Monday, June 21, 2010

Features and more

Today was the last day for six of our students who will be spending the last five weeks of the field school participating in the UWF Maritime Field School (pictured at right is our crew at the end of the day today). Tomorrow their counterparts will be joining us from their first five weeks on the water.

Progress continues to be made in all excavation units, and we are finally beginning to drop down into the mission-period pit features that should eventually help us define structures and activity areas on the site. Two units on either side of the wall trench section discovered last year have now been brought down even with the top of this same post-on-sill wall trench as it runs east and west, and both show evidence that the trench extends in both directions at least as far as these units (one meter in each direction). These trench sections, along with other pit features that appear to be contemporaneous (see photo to left), will be excavated carefully over the next days as we further explore this substantial mission-period structure.

To the south, the units being excavated into the clay-capped overlapping post-in-trench structures are finally beginning to push down into the uppermost occupational layer, and both old and new wall-trench segments are beginning to appear.
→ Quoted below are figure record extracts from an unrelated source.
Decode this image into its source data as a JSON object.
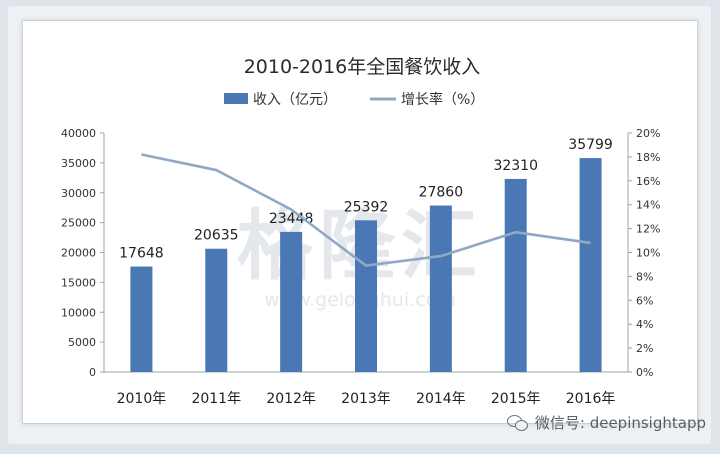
{
  "chart_data": {
    "type": "bar",
    "title": "2010-2016年全国餐饮收入",
    "categories": [
      "2010年",
      "2011年",
      "2012年",
      "2013年",
      "2014年",
      "2015年",
      "2016年"
    ],
    "series": [
      {
        "name": "收入（亿元）",
        "type": "bar",
        "axis": "left",
        "values": [
          17648,
          20635,
          23448,
          25392,
          27860,
          32310,
          35799
        ],
        "labels": [
          "17648",
          "20635",
          "23448",
          "25392",
          "27860",
          "32310",
          "35799"
        ],
        "color": "#4a78b5"
      },
      {
        "name": "增长率（%）",
        "type": "line",
        "axis": "right",
        "values": [
          18.2,
          16.9,
          13.6,
          8.9,
          9.7,
          11.7,
          10.8
        ],
        "color": "#8fa8c6"
      }
    ],
    "y_left": {
      "min": 0,
      "max": 40000,
      "ticks": [
        "0",
        "5000",
        "10000",
        "15000",
        "20000",
        "25000",
        "30000",
        "35000",
        "40000"
      ]
    },
    "y_right": {
      "min": 0,
      "max": 20,
      "ticks": [
        "0%",
        "2%",
        "4%",
        "6%",
        "8%",
        "10%",
        "12%",
        "14%",
        "16%",
        "18%",
        "20%"
      ]
    },
    "grid": false,
    "legend_position": "top-center"
  },
  "watermark": {
    "main": "格隆汇",
    "url": "www.gelonghui.com"
  },
  "footer": {
    "brand": "微信号: deepinsightapp"
  }
}
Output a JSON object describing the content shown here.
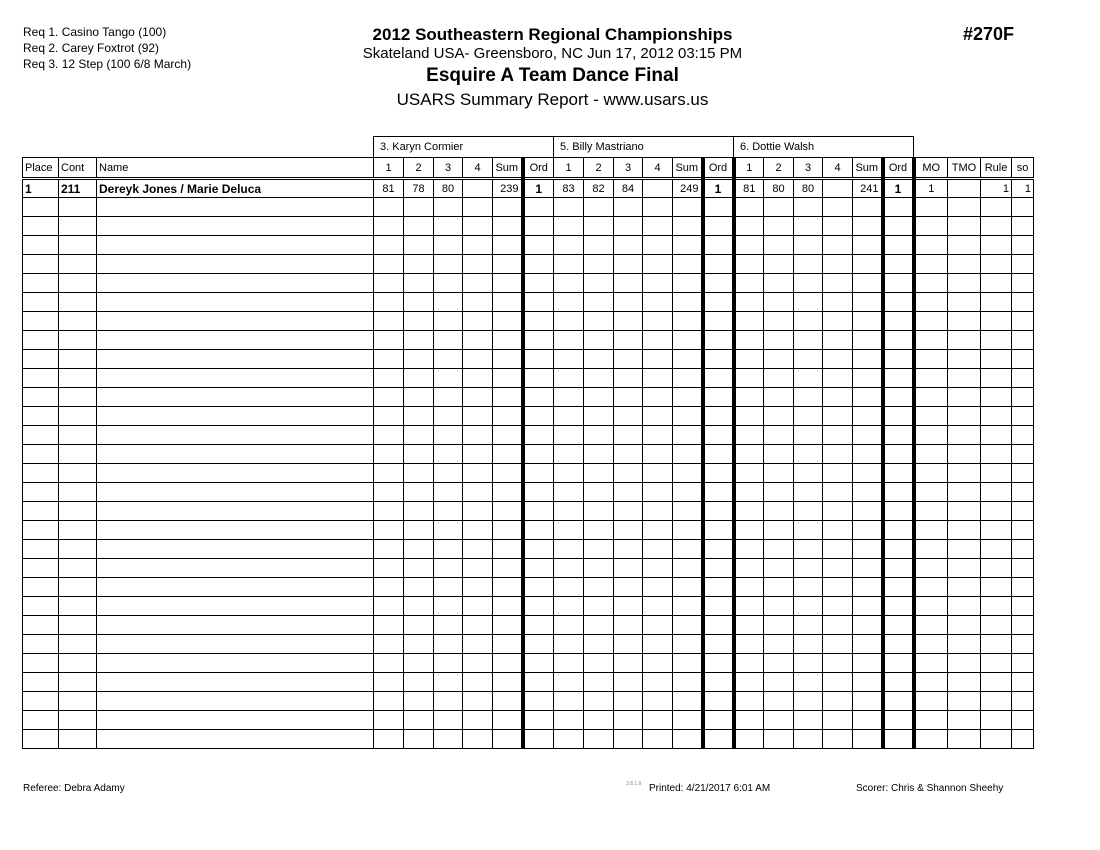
{
  "requirements": [
    "Req  1.  Casino Tango (100)",
    "Req  2.  Carey Foxtrot (92)",
    "Req  3.  12 Step (100 6/8 March)"
  ],
  "header": {
    "title": "2012 Southeastern Regional Championships",
    "subtitle": "Skateland USA- Greensboro, NC  Jun 17, 2012  03:15 PM",
    "event": "Esquire A Team Dance Final",
    "report": "USARS Summary Report - www.usars.us",
    "event_number": "#270F"
  },
  "judges": [
    "3.  Karyn Cormier",
    "5.  Billy Mastriano",
    "6.  Dottie Walsh"
  ],
  "columns": {
    "place": "Place",
    "cont": "Cont",
    "name": "Name",
    "judge_cols": [
      "1",
      "2",
      "3",
      "4",
      "Sum",
      "Ord"
    ],
    "tail": [
      "MO",
      "TMO",
      "Rule",
      "so"
    ]
  },
  "rows": [
    {
      "place": "1",
      "cont": "211",
      "name": "Dereyk Jones / Marie Deluca",
      "judges": [
        {
          "scores": [
            "81",
            "78",
            "80",
            ""
          ],
          "sum": "239",
          "ord": "1"
        },
        {
          "scores": [
            "83",
            "82",
            "84",
            ""
          ],
          "sum": "249",
          "ord": "1"
        },
        {
          "scores": [
            "81",
            "80",
            "80",
            ""
          ],
          "sum": "241",
          "ord": "1"
        }
      ],
      "mo": "1",
      "tmo": "",
      "rule": "1",
      "so": "1"
    }
  ],
  "empty_row_count": 29,
  "footer": {
    "referee": "Referee:  Debra Adamy",
    "version": "3.8.1.8",
    "printed": "Printed:  4/21/2017  6:01 AM",
    "scorer": "Scorer:   Chris & Shannon Sheehy"
  }
}
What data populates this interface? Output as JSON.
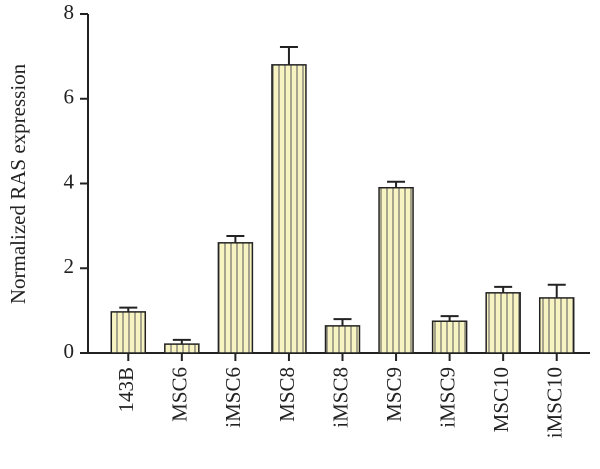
{
  "chart_data": {
    "type": "bar",
    "y_label": "Normalized RAS expression",
    "categories": [
      "143B",
      "MSC6",
      "iMSC6",
      "MSC8",
      "iMSC8",
      "MSC9",
      "iMSC9",
      "MSC10",
      "iMSC10"
    ],
    "values": [
      0.97,
      0.21,
      2.6,
      6.8,
      0.64,
      3.9,
      0.75,
      1.42,
      1.3
    ],
    "errors": [
      0.1,
      0.1,
      0.16,
      0.42,
      0.16,
      0.14,
      0.12,
      0.14,
      0.31
    ],
    "color": "#f7f4c2",
    "ylim": [
      0,
      8
    ],
    "yticks": [
      0,
      2,
      4,
      6,
      8
    ]
  }
}
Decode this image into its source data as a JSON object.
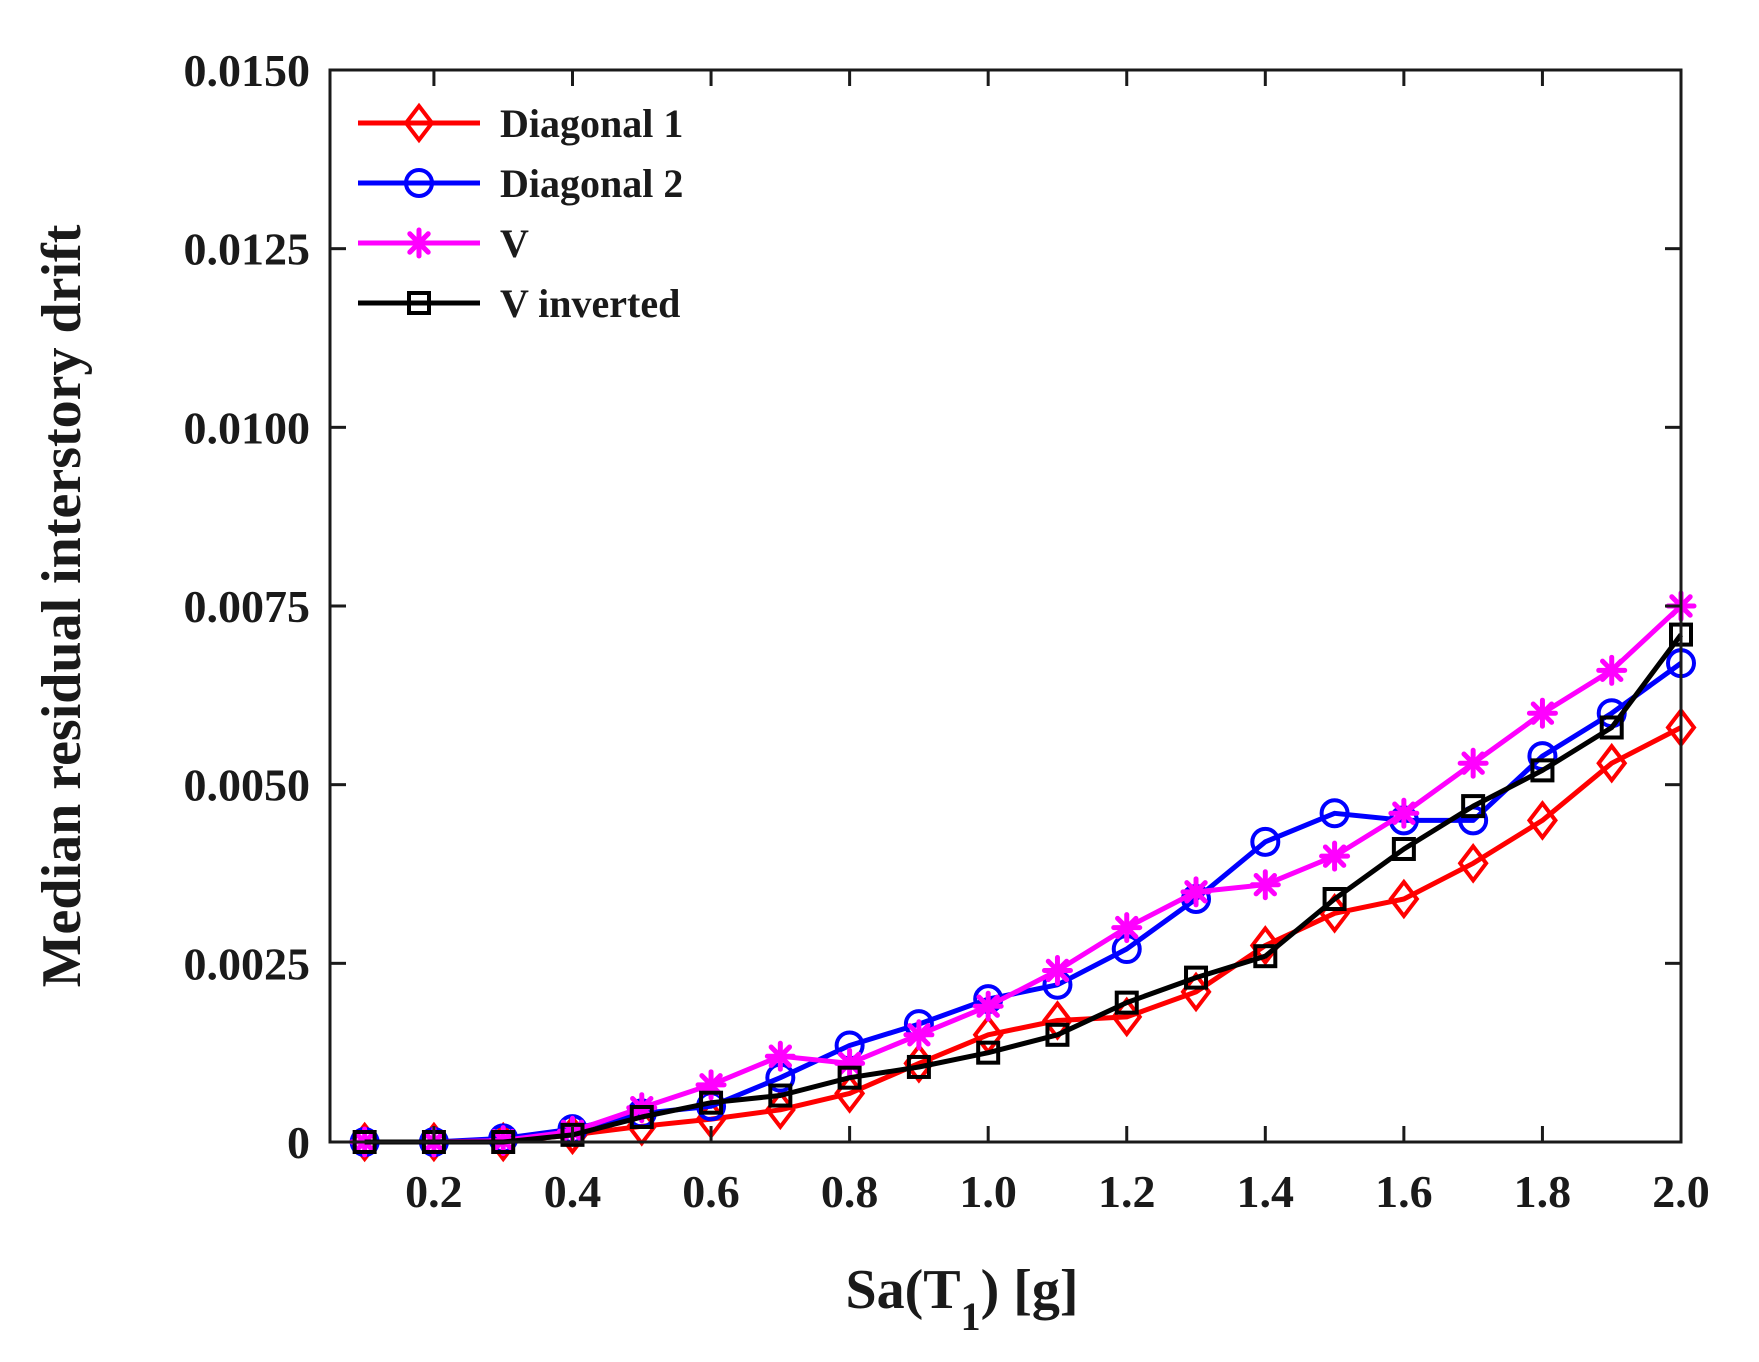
{
  "chart_data": {
    "type": "line",
    "title": "",
    "xlabel": {
      "main": "Sa(T",
      "sub": "1",
      "tail": ") [g]"
    },
    "ylabel": "Median residual interstory drift",
    "xlim": [
      0.05,
      2.0
    ],
    "ylim": [
      0,
      0.015
    ],
    "x_ticks": [
      0.2,
      0.4,
      0.6,
      0.8,
      1.0,
      1.2,
      1.4,
      1.6,
      1.8,
      2.0
    ],
    "x_tick_labels": [
      "0.2",
      "0.4",
      "0.6",
      "0.8",
      "1.0",
      "1.2",
      "1.4",
      "1.6",
      "1.8",
      "2.0"
    ],
    "y_ticks": [
      0,
      0.0025,
      0.005,
      0.0075,
      0.01,
      0.0125,
      0.015
    ],
    "y_tick_labels": [
      "0",
      "0.0025",
      "0.0050",
      "0.0075",
      "0.0100",
      "0.0125",
      "0.0150"
    ],
    "legend_position": "top-left",
    "x": [
      0.1,
      0.2,
      0.3,
      0.4,
      0.5,
      0.6,
      0.7,
      0.8,
      0.9,
      1.0,
      1.1,
      1.2,
      1.3,
      1.4,
      1.5,
      1.6,
      1.7,
      1.8,
      1.9,
      2.0
    ],
    "series": [
      {
        "name": "Diagonal 1",
        "color": "#ff0000",
        "marker": "diamond",
        "values": [
          0.0,
          0.0,
          0.0,
          0.0001,
          0.00022,
          0.00032,
          0.00045,
          0.00068,
          0.0011,
          0.0015,
          0.0017,
          0.00175,
          0.0021,
          0.00275,
          0.0032,
          0.0034,
          0.0039,
          0.0045,
          0.0053,
          0.0058
        ]
      },
      {
        "name": "Diagonal 2",
        "color": "#0000ff",
        "marker": "circle",
        "values": [
          0.0,
          0.0,
          5e-05,
          0.00018,
          0.0004,
          0.0005,
          0.0009,
          0.00135,
          0.00165,
          0.002,
          0.0022,
          0.0027,
          0.0034,
          0.0042,
          0.0046,
          0.0045,
          0.0045,
          0.0054,
          0.006,
          0.0067
        ]
      },
      {
        "name": "V",
        "color": "#ff00ff",
        "marker": "star",
        "values": [
          0.0,
          0.0,
          2e-05,
          0.00015,
          0.00048,
          0.0008,
          0.0012,
          0.0011,
          0.0015,
          0.0019,
          0.0024,
          0.003,
          0.0035,
          0.0036,
          0.004,
          0.0046,
          0.0053,
          0.006,
          0.0066,
          0.0075
        ]
      },
      {
        "name": "V inverted",
        "color": "#000000",
        "marker": "square",
        "values": [
          0.0,
          0.0,
          0.0,
          0.0001,
          0.00035,
          0.00055,
          0.00065,
          0.0009,
          0.00105,
          0.00125,
          0.0015,
          0.00195,
          0.0023,
          0.0026,
          0.0034,
          0.0041,
          0.0047,
          0.0052,
          0.0058,
          0.0071
        ]
      }
    ]
  }
}
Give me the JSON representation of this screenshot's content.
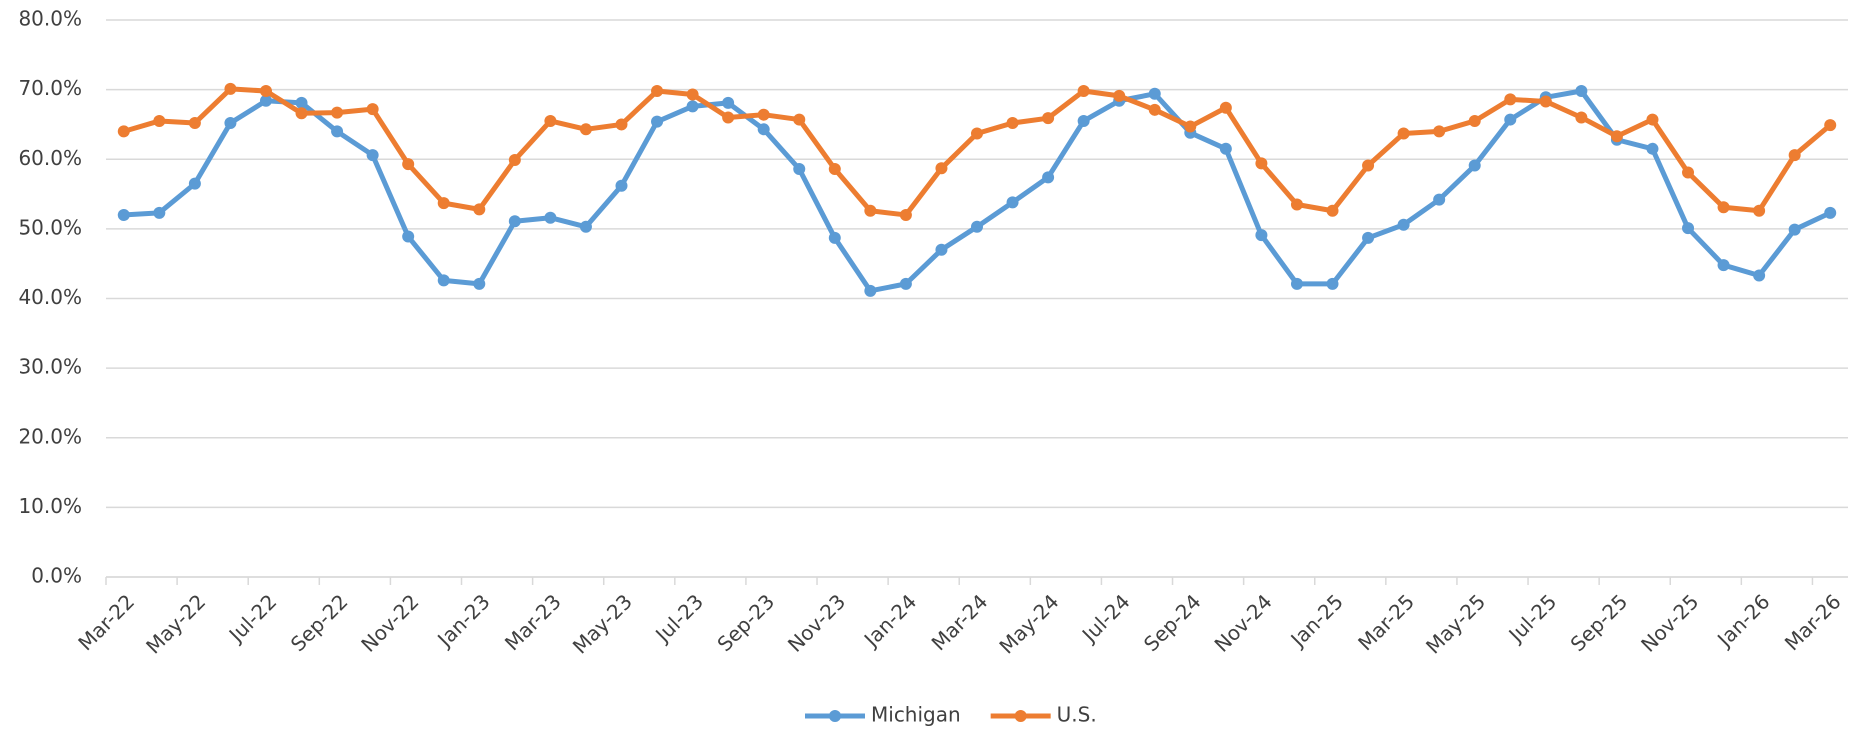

Though we will have to wait until the precise relationship between the newly-identified trench features and those discovered last year, another small pit feature appeared today--a smudge pit filled with charred corn cobs--corresponding to a similar feature discovered last year barely half a meter away. The cobs (pictured to right) appear to be of the same 8-row variety, and excavation will proceed very delicately in order to preserve these botanical remains for detailed study.

These same units also produced two new types of mission-era ceramics in good context today, pictured below. The first is a ring-base from a porcelain cup, and was likely among the more expensive ceramics available on the colonial frontier.

















The second sherd below is a fragment of French faience, which is not uncommon on Spanish colonial sites of this era, but which might reflect exchange with the nearby French colony at Mobile.